The link between locations and memories is a fairly universal concept.  We put monuments in spots where important things took place.

Growing up in Virginia, I remember the chill I felt when I saw a play at the Ford Theater or when I visited the battlefields.  In biblical times, the children of Israel would place a pile of stones as an altar to mark places where the Lord answered their prayers, gave comfort, or rescued their people.

For a caseworker, there is never a place more filled with landmarks and monuments than a hospital.  It is in hospitals where we do the real heavy lifting of adoption casework.  This is where we advise, advocate, facilitate, comfort, support and do the most counseling during the adoption plan.  A lot a feelings need to be heard, questions answered, situations considered, ethics minded, and then there are the children.  The babies we have seen brought into the world, loved on both sides, and placed in the arms of a hopeful family.  We stand witness to life changing moment, and landmarks to these moments can be found every where you look in a hospital.

I don’t go to hospitals for work very much anymore.  I stopped doing casework several years ago, but around Christmas time, Gift of Life brings Christmas gifts to the hospital staff to say thank you for all they do.  As I deliver these little packages of cheer, I find myself going back through the same familiar sterile doors.

My travels took me back to some of the hospitals that held my “first” in my adoption career.  I visited the hospital where I facilitated my first signing of adoption paperwork.  It was the same hospital where I had my first completed adoption from start to finish.  I also stopped by the hospital where I had my first disrupted adoption.  These patient rooms, waiting rooms, hallways and outside benches echo with memories of casework.

 

There is one hospital I hold dear.  It’s the hospital where I did my first paperwork and completed adoption.  I had some of my favorite birth moms there.  And it was in this hospital where I was able to be a witness to a truly lovely adoption story.

In that hospital, I saw one women’s brave choice bring redemption and healing to the horrendous act that got her pregnant in the first place.  Her selfless story is the picture of the mingling of joy and grief that comes with adoption.  One of the members of the couple that took placement of her child had overcome great struggle themselves in surviving cancer.  Every trial and tragedy in those lives converged in that beautiful placement.  This hospital is where I got to watch tears of sorrow being turned to tears of joy.  I’m humbled to be a small part of such a beautiful story.

My Christmas travels brought me back to that hospital 7 years later.
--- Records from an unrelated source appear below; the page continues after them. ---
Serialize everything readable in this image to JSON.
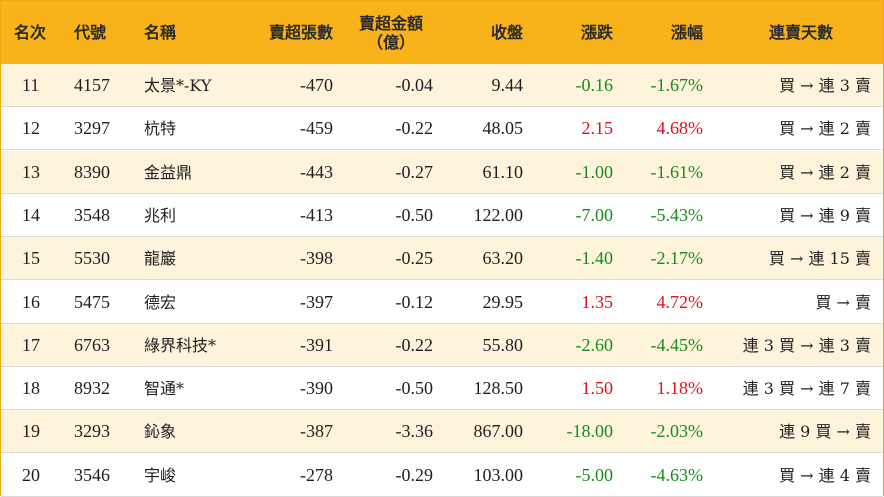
{
  "header": {
    "rank": "名次",
    "code": "代號",
    "name": "名稱",
    "net_sell_lots": "賣超張數",
    "net_sell_amount_line1": "賣超金額",
    "net_sell_amount_line2": "（億）",
    "close": "收盤",
    "change": "漲跌",
    "change_pct": "漲幅",
    "consecutive_days": "連賣天數"
  },
  "colors": {
    "header_bg": "#f8b21a",
    "odd_row_bg": "#fef4dc",
    "up": "#e0101e",
    "down": "#1a8a1a"
  },
  "rows": [
    {
      "rank": "11",
      "code": "4157",
      "name": "太景*-KY",
      "lots": "-470",
      "amount": "-0.04",
      "close": "9.44",
      "change": "-0.16",
      "pct": "-1.67%",
      "trend": "down",
      "days": "買 → 連 3 賣"
    },
    {
      "rank": "12",
      "code": "3297",
      "name": "杭特",
      "lots": "-459",
      "amount": "-0.22",
      "close": "48.05",
      "change": "2.15",
      "pct": "4.68%",
      "trend": "up",
      "days": "買 → 連 2 賣"
    },
    {
      "rank": "13",
      "code": "8390",
      "name": "金益鼎",
      "lots": "-443",
      "amount": "-0.27",
      "close": "61.10",
      "change": "-1.00",
      "pct": "-1.61%",
      "trend": "down",
      "days": "買 → 連 2 賣"
    },
    {
      "rank": "14",
      "code": "3548",
      "name": "兆利",
      "lots": "-413",
      "amount": "-0.50",
      "close": "122.00",
      "change": "-7.00",
      "pct": "-5.43%",
      "trend": "down",
      "days": "買 → 連 9 賣"
    },
    {
      "rank": "15",
      "code": "5530",
      "name": "龍巖",
      "lots": "-398",
      "amount": "-0.25",
      "close": "63.20",
      "change": "-1.40",
      "pct": "-2.17%",
      "trend": "down",
      "days": "買 → 連 15 賣"
    },
    {
      "rank": "16",
      "code": "5475",
      "name": "德宏",
      "lots": "-397",
      "amount": "-0.12",
      "close": "29.95",
      "change": "1.35",
      "pct": "4.72%",
      "trend": "up",
      "days": "買 → 賣"
    },
    {
      "rank": "17",
      "code": "6763",
      "name": "綠界科技*",
      "lots": "-391",
      "amount": "-0.22",
      "close": "55.80",
      "change": "-2.60",
      "pct": "-4.45%",
      "trend": "down",
      "days": "連 3 買 → 連 3 賣"
    },
    {
      "rank": "18",
      "code": "8932",
      "name": "智通*",
      "lots": "-390",
      "amount": "-0.50",
      "close": "128.50",
      "change": "1.50",
      "pct": "1.18%",
      "trend": "up",
      "days": "連 3 買 → 連 7 賣"
    },
    {
      "rank": "19",
      "code": "3293",
      "name": "鈊象",
      "lots": "-387",
      "amount": "-3.36",
      "close": "867.00",
      "change": "-18.00",
      "pct": "-2.03%",
      "trend": "down",
      "days": "連 9 買 → 賣"
    },
    {
      "rank": "20",
      "code": "3546",
      "name": "宇峻",
      "lots": "-278",
      "amount": "-0.29",
      "close": "103.00",
      "change": "-5.00",
      "pct": "-4.63%",
      "trend": "down",
      "days": "買 → 連 4 賣"
    }
  ]
}
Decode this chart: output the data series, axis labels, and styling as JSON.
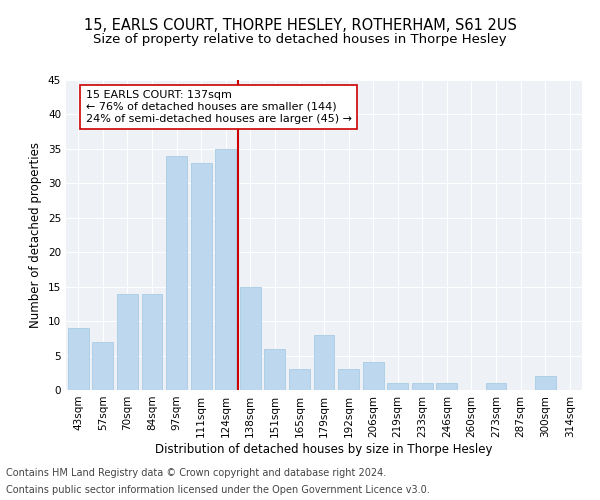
{
  "title": "15, EARLS COURT, THORPE HESLEY, ROTHERHAM, S61 2US",
  "subtitle": "Size of property relative to detached houses in Thorpe Hesley",
  "xlabel": "Distribution of detached houses by size in Thorpe Hesley",
  "ylabel": "Number of detached properties",
  "footnote1": "Contains HM Land Registry data © Crown copyright and database right 2024.",
  "footnote2": "Contains public sector information licensed under the Open Government Licence v3.0.",
  "categories": [
    "43sqm",
    "57sqm",
    "70sqm",
    "84sqm",
    "97sqm",
    "111sqm",
    "124sqm",
    "138sqm",
    "151sqm",
    "165sqm",
    "179sqm",
    "192sqm",
    "206sqm",
    "219sqm",
    "233sqm",
    "246sqm",
    "260sqm",
    "273sqm",
    "287sqm",
    "300sqm",
    "314sqm"
  ],
  "values": [
    9,
    7,
    14,
    14,
    34,
    33,
    35,
    15,
    6,
    3,
    8,
    3,
    4,
    1,
    1,
    1,
    0,
    1,
    0,
    2,
    0
  ],
  "bar_color": "#bdd7ee",
  "bar_edge_color": "#9ec6e0",
  "vline_color": "#cc0000",
  "annotation_text": "15 EARLS COURT: 137sqm\n← 76% of detached houses are smaller (144)\n24% of semi-detached houses are larger (45) →",
  "annotation_box_color": "white",
  "annotation_box_edge": "#cc0000",
  "ylim": [
    0,
    45
  ],
  "yticks": [
    0,
    5,
    10,
    15,
    20,
    25,
    30,
    35,
    40,
    45
  ],
  "bg_color": "#eef2f7",
  "grid_color": "white",
  "title_fontsize": 10.5,
  "subtitle_fontsize": 9.5,
  "axis_label_fontsize": 8.5,
  "tick_fontsize": 7.5,
  "annotation_fontsize": 8,
  "footnote_fontsize": 7
}
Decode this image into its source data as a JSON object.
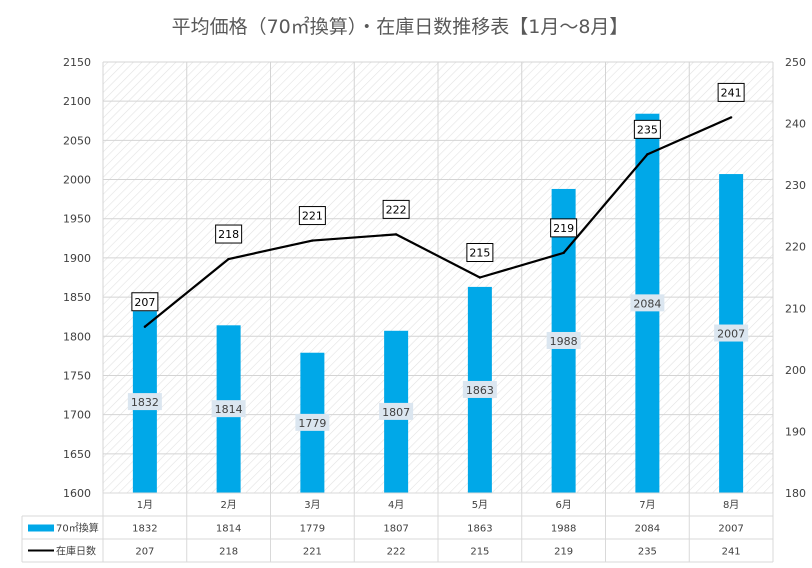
{
  "chart_data": {
    "type": "bar",
    "title": "平均価格（70㎡換算）・在庫日数推移表【1月～8月】",
    "categories": [
      "1月",
      "2月",
      "3月",
      "4月",
      "5月",
      "6月",
      "7月",
      "8月"
    ],
    "series": [
      {
        "name": "70㎡換算",
        "type": "bar",
        "axis": "left",
        "values": [
          1832,
          1814,
          1779,
          1807,
          1863,
          1988,
          2084,
          2007
        ]
      },
      {
        "name": "在庫日数",
        "type": "line",
        "axis": "right",
        "values": [
          207,
          218,
          221,
          222,
          215,
          219,
          235,
          241
        ]
      }
    ],
    "y_left": {
      "min": 1600,
      "max": 2150,
      "step": 50,
      "ticks": [
        "1600",
        "1650",
        "1700",
        "1750",
        "1800",
        "1850",
        "1900",
        "1950",
        "2000",
        "2050",
        "2100",
        "2150"
      ]
    },
    "y_right": {
      "min": 180,
      "max": 250,
      "step": 10,
      "ticks": [
        "180",
        "190",
        "200",
        "210",
        "220",
        "230",
        "240",
        "250"
      ]
    },
    "grid": true,
    "legend": "data-table-bottom"
  },
  "colors": {
    "bar": "#00a8e8",
    "line": "#000000",
    "grid": "#d4d4d4",
    "hatch": "#e2e2e2",
    "border": "#d9d9d9"
  }
}
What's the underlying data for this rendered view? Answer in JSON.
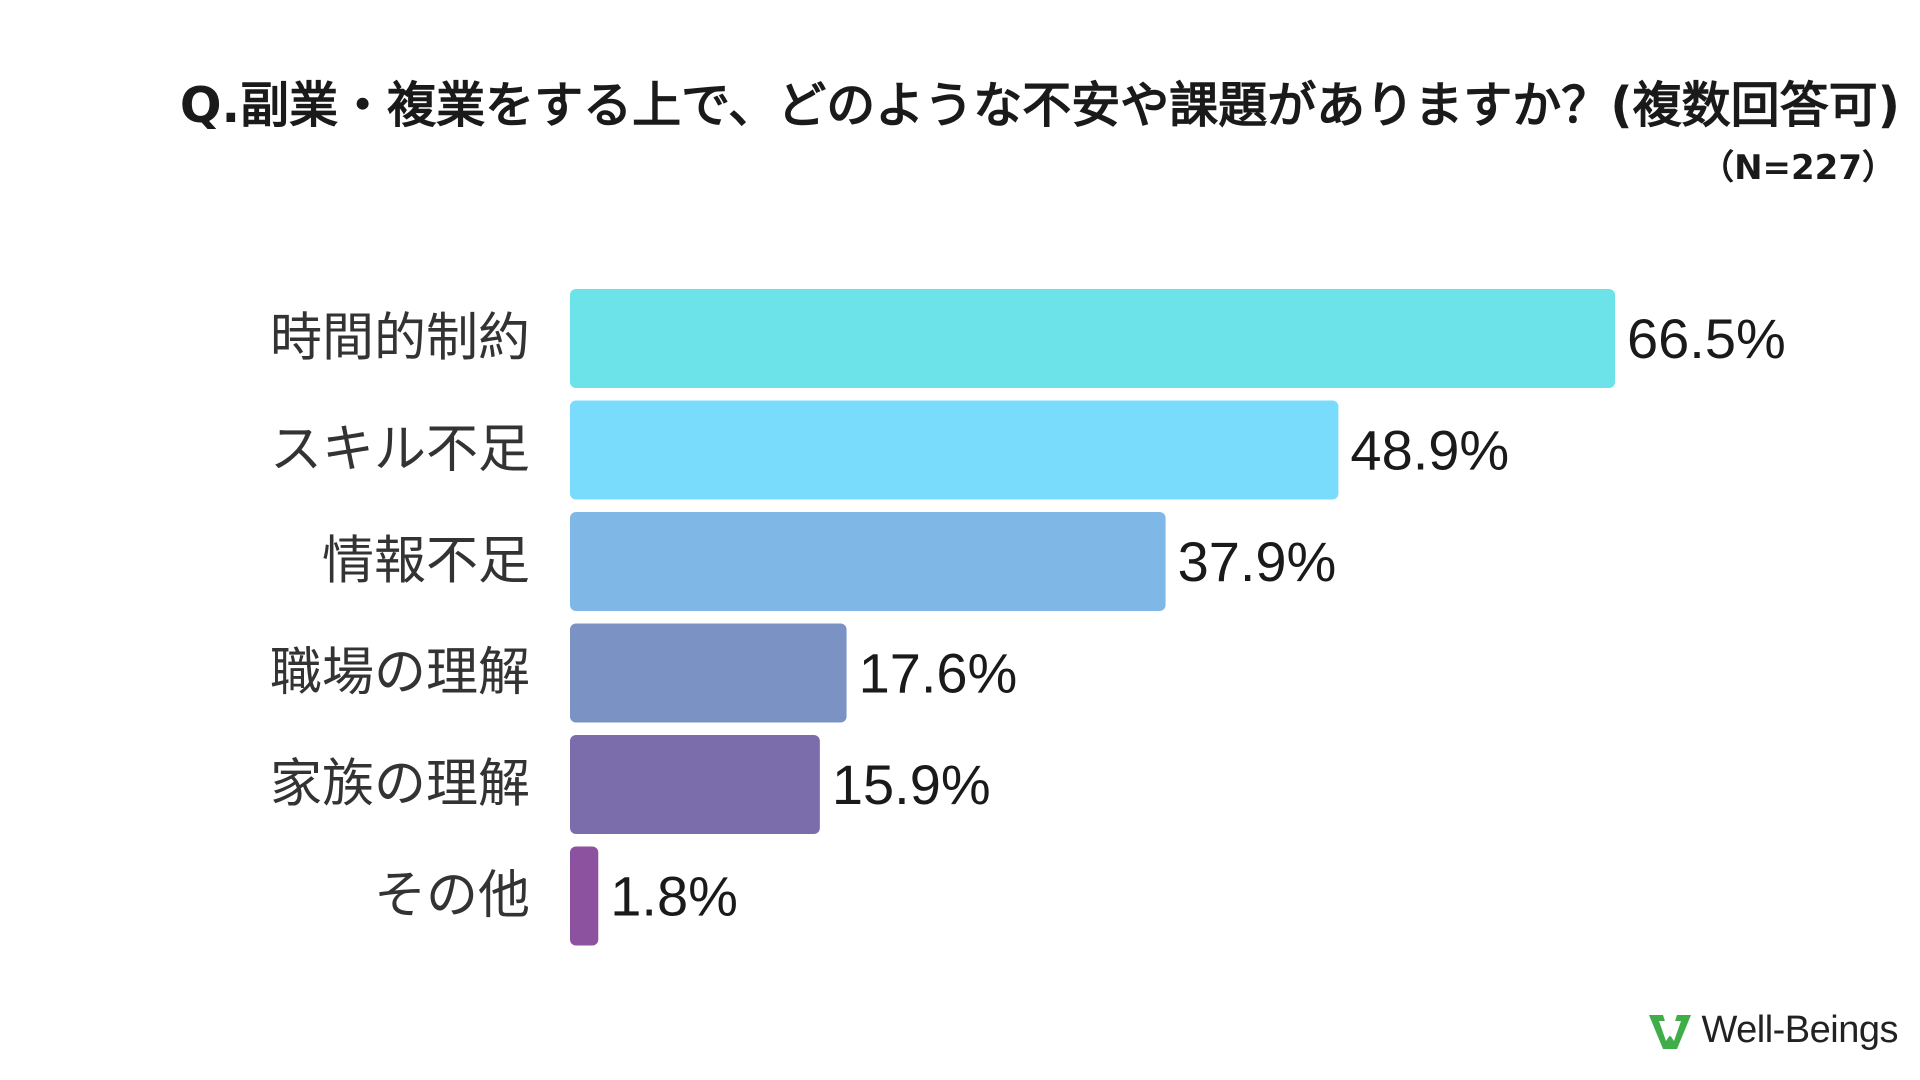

They have recentlly renovated the building, which I am sure is necessary and the staff are grateful.  Part of me is a little sad to see it change.  I wanted it to keep the wallpaper from the early nineties and the mauve carpet.  Keep it just as it was when I watched great things happen there.  But that’s just silliness.

As I deliver Christmas joy, I walk through landmarks and monuments of the historical moments in the lives of our families and our moms.  I think of the altars that could be put up to prayers answered, Gods protection, and his comfort.   I think of our courageous mothers, the kind families, the social workers, the nurses, and others I saw change lives in these walls.  Monuments everywhere, and I am honored to know their history.